A few days after New Years, Jim still on my mind, I went to San Diego to visit my grandma. Rather than watching surfers from her bedroom window, she is in an assisted living facility where people are dying around her or recovering from life crippling illnesses. She is still chipper and healing well from a broken hip, but it is not an uplifting situation. While sitting on her bed keeping her company, she beamed telling me how much she appreciated my call from the top of the Eiffel Tower last spring. She mentioned repeatedly how much the call meant to her, especially after we had spent much of my childhood eating Bon Bons and learning French. I went along with her story happily, my own smile gleaming, knowing I had not called her from the top but rather from the lawn below.

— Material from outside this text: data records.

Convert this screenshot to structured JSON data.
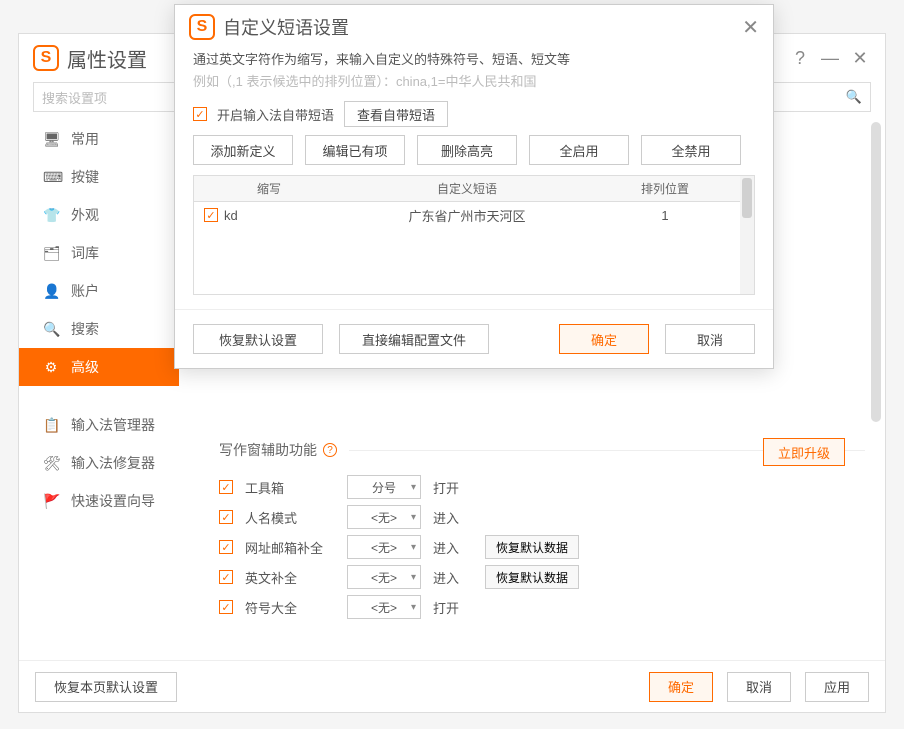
{
  "main": {
    "title": "属性设置",
    "search_placeholder": "搜索设置项",
    "help": "?",
    "sidebar": [
      {
        "icon": "🖥",
        "label": "常用"
      },
      {
        "icon": "⌨",
        "label": "按键"
      },
      {
        "icon": "👕",
        "label": "外观"
      },
      {
        "icon": "🗂",
        "label": "词库"
      },
      {
        "icon": "👤",
        "label": "账户"
      },
      {
        "icon": "🔍",
        "label": "搜索"
      },
      {
        "icon": "⚙",
        "label": "高级",
        "active": true
      }
    ],
    "sidebar2": [
      {
        "icon": "📋",
        "label": "输入法管理器"
      },
      {
        "icon": "🛠",
        "label": "输入法修复器"
      },
      {
        "icon": "🚩",
        "label": "快速设置向导"
      }
    ],
    "upgrade": "立即升级",
    "aux_title": "写作窗辅助功能",
    "aux_rows": [
      {
        "label": "工具箱",
        "select": "分号",
        "action": "打开",
        "restore": ""
      },
      {
        "label": "人名模式",
        "select": "<无>",
        "action": "进入",
        "restore": ""
      },
      {
        "label": "网址邮箱补全",
        "select": "<无>",
        "action": "进入",
        "restore": "恢复默认数据"
      },
      {
        "label": "英文补全",
        "select": "<无>",
        "action": "进入",
        "restore": "恢复默认数据"
      },
      {
        "label": "符号大全",
        "select": "<无>",
        "action": "打开",
        "restore": ""
      }
    ],
    "footer": {
      "restore": "恢复本页默认设置",
      "ok": "确定",
      "cancel": "取消",
      "apply": "应用"
    }
  },
  "dialog": {
    "title": "自定义短语设置",
    "hint1": "通过英文字符作为缩写，来输入自定义的特殊符号、短语、短文等",
    "hint2": "例如（,1 表示候选中的排列位置）：china,1=中华人民共和国",
    "enable_label": "开启输入法自带短语",
    "view_builtin": "查看自带短语",
    "toolbar": [
      "添加新定义",
      "编辑已有项",
      "删除高亮",
      "全启用",
      "全禁用"
    ],
    "th": [
      "缩写",
      "自定义短语",
      "排列位置"
    ],
    "rows": [
      {
        "abbr": "kd",
        "phrase": "广东省广州市天河区",
        "pos": "1"
      }
    ],
    "footer": {
      "restore": "恢复默认设置",
      "editfile": "直接编辑配置文件",
      "ok": "确定",
      "cancel": "取消"
    }
  }
}
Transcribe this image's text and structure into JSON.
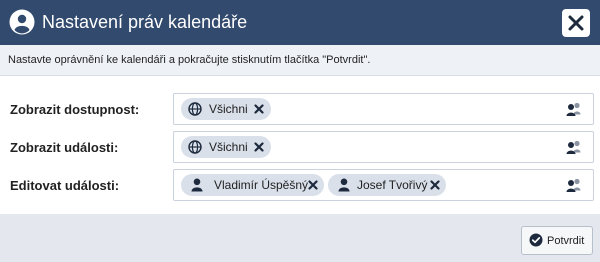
{
  "dialog": {
    "title": "Nastavení práv kalendáře",
    "instruction": "Nastavte oprávnění ke kalendáři a pokračujte stisknutím tlačítka \"Potvrdit\".",
    "colors": {
      "titlebar": "#324a6d",
      "infobar": "#eef1f6",
      "chip": "#d9e0ea",
      "footer": "#e4e8ee"
    }
  },
  "rows": [
    {
      "label": "Zobrazit dostupnost:",
      "chips": [
        {
          "icon": "globe-icon",
          "label": "Všichni"
        }
      ]
    },
    {
      "label": "Zobrazit události:",
      "chips": [
        {
          "icon": "globe-icon",
          "label": "Všichni"
        }
      ]
    },
    {
      "label": "Editovat události:",
      "chips": [
        {
          "icon": "user-icon",
          "label": "Vladimír Úspěšný"
        },
        {
          "icon": "user-icon",
          "label": "Josef Tvořivý"
        }
      ]
    }
  ],
  "footer": {
    "confirm_label": "Potvrdit"
  }
}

On the other side of my family, my grandma suffered from Alzheimer’s for the last few years of her life. It was devastating. Every day when we visited her in her facility she asked where her husband was. Daily we broke her heart and spirit telling her that Papa had passed away. It took a year, but finally we asked ourselves, “What is the point of this?” Our strategy changed, and we instead told her that he was at the store or at the beach club playing paddle tennis. She remained her same cheerful self and went on happily with her day. That last year of Grandma’s life was the best. She was happier, although confused why Papa had gone to the store during dinner.

I wouldn’t say that I enjoy lying; in fact, I think it’s a little malicious, but friends and family are far more important to me that knowing I told a small little lie. I will do whatever I can to make someone I care about happy…even if it means telling a little white lie.